セキュリティってなんだろう?

企業のセキュリティシステム構築に参加していた元SEが、セキュリティについて考えてみた。

パスワードは管理者にとって都合がいい。

パスワードが認証方法として完壁か?というと、全然そんなことはありません。

パスワードによる認証は、「知っている=本人、知らない=他人」という単純な公式に則って行われます。

この公式が不変の事実ならよいのですが、パスワードというのは「知識」ですから、いくらでももれるものです。

「知識」という無体物によって認証を行うというのは、ある意味で鍵や通行証などの有体物で認証を行うよりもやっかいな側面を持っています。

鍵や通行証は悪用しようと思ったら、少なくとも盗んだり複製したりしなくてはなりません。

悪意のある犯罪者にとっても努力が要求されるわけです。

しかし、知識には形がありませんから、利用者の何気ない一言から他人にもれてしまうことが多々あります。

また、その伝播速度もたいへん速いのです。

これはパスワード方式の認証が持つ構造的な欠陥と言ってよいでしょう。

現在主流のパスワード・暗証番号はこのように、非常に脆弱な構造をもった認証方式なのです。

詳細は後述しますが、構造的な欠陥をなんとか回避するために、「パスワードは長大で複雑怪奇にしなければならない」やら「一度決めたパスワードは定期的に変更しないとダメだ」「いくつかパスワードを使う場合は、全部違うものにしなきゃ」「メモに書いたりしちゃダメで、全部暗記しないとね」「それができない場合は、銀行は知りませんよ。

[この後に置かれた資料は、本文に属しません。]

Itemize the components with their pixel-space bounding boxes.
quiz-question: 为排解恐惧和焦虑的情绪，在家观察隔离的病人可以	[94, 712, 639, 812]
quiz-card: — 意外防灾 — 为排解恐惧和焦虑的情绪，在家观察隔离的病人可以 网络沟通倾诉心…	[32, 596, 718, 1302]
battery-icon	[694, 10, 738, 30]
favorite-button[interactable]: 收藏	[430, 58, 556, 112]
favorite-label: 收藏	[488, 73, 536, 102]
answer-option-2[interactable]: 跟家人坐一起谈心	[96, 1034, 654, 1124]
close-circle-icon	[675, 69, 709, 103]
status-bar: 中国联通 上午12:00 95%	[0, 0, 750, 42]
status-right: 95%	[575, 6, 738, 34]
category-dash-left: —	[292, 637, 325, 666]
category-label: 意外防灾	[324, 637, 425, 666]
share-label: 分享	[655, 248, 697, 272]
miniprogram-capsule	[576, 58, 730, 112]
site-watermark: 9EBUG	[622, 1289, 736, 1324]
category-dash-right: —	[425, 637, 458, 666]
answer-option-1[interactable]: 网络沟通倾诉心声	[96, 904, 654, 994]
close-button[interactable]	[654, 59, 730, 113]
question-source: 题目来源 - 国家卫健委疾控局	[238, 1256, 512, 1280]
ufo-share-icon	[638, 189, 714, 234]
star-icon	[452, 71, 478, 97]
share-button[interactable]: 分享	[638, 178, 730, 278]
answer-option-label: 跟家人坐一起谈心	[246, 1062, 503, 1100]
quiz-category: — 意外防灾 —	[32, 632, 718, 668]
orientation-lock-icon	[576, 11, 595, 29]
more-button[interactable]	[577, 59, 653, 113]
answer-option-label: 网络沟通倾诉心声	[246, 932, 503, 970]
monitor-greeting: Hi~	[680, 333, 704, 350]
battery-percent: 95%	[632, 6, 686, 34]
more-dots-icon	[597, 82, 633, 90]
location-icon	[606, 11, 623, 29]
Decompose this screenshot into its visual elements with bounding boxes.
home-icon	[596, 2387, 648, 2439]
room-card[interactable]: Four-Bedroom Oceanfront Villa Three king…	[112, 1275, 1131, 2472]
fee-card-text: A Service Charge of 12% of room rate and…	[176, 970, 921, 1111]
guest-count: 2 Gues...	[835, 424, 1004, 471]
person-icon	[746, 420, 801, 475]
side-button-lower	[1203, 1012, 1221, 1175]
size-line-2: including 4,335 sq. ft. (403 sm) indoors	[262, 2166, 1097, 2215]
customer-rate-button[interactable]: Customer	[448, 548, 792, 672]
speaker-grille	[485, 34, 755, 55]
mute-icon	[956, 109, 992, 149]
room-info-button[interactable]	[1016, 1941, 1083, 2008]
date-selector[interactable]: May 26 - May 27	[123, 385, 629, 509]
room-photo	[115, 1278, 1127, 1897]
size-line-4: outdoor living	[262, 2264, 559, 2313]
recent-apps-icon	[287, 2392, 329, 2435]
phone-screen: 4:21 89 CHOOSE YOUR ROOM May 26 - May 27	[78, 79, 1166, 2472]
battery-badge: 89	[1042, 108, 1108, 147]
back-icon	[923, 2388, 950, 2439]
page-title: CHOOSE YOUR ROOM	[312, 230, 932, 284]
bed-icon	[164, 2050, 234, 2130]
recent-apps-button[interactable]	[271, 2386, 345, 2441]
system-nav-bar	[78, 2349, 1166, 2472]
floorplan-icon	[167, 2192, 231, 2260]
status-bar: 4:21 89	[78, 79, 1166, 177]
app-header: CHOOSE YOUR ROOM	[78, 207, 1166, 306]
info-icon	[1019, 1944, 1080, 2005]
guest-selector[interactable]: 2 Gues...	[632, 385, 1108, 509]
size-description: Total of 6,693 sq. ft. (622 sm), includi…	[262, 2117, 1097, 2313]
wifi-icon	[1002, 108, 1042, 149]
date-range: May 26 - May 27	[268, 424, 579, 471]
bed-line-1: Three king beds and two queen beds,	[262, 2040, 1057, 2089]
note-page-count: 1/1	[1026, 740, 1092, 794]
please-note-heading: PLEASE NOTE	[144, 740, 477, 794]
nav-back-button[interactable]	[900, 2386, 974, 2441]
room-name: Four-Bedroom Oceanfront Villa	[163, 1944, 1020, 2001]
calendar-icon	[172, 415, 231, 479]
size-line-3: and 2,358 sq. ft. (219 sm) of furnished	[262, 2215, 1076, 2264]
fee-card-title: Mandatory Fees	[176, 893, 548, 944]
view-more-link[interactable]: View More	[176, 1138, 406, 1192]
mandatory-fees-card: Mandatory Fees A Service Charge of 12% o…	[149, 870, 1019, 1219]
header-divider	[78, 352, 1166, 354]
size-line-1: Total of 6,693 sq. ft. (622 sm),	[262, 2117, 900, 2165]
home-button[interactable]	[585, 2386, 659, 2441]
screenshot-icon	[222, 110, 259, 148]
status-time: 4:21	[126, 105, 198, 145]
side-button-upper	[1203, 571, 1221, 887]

責任は利用者にあるんだからね」という各種の制約ができてしまったのです。

つまり、皺寄せはみんな利用者に集中するしくみなのです。

では、なぜこんな方法が金融機関をはじめ各種のネットワークシステムなどで使われているのでしょうか? これはひとえに作成者側の都合によるものです。

認証のためのしくみは、利用者の利便性や安全性を慎重に考慮すると、たいへん高価なものになります。

サービスの提供者としてはコスト上昇は避けたいので、コンピュータと相性のいい、つまり何か特別な機械などを必要とせず、ソフトウェアをちょろちょろっと変更するだけで実現できる認証システムをいろいろ考えたわけです。

そこで、一番手聞がかからずコストが低かったのがパスワードということです。

暗証番号はそのパスワードの中でも、「合い言葉に数字しか使えない」というさらに制約の多いしくみですから、ものすごく銀行本意の作られ方をしていることがお分かりいただけると思います。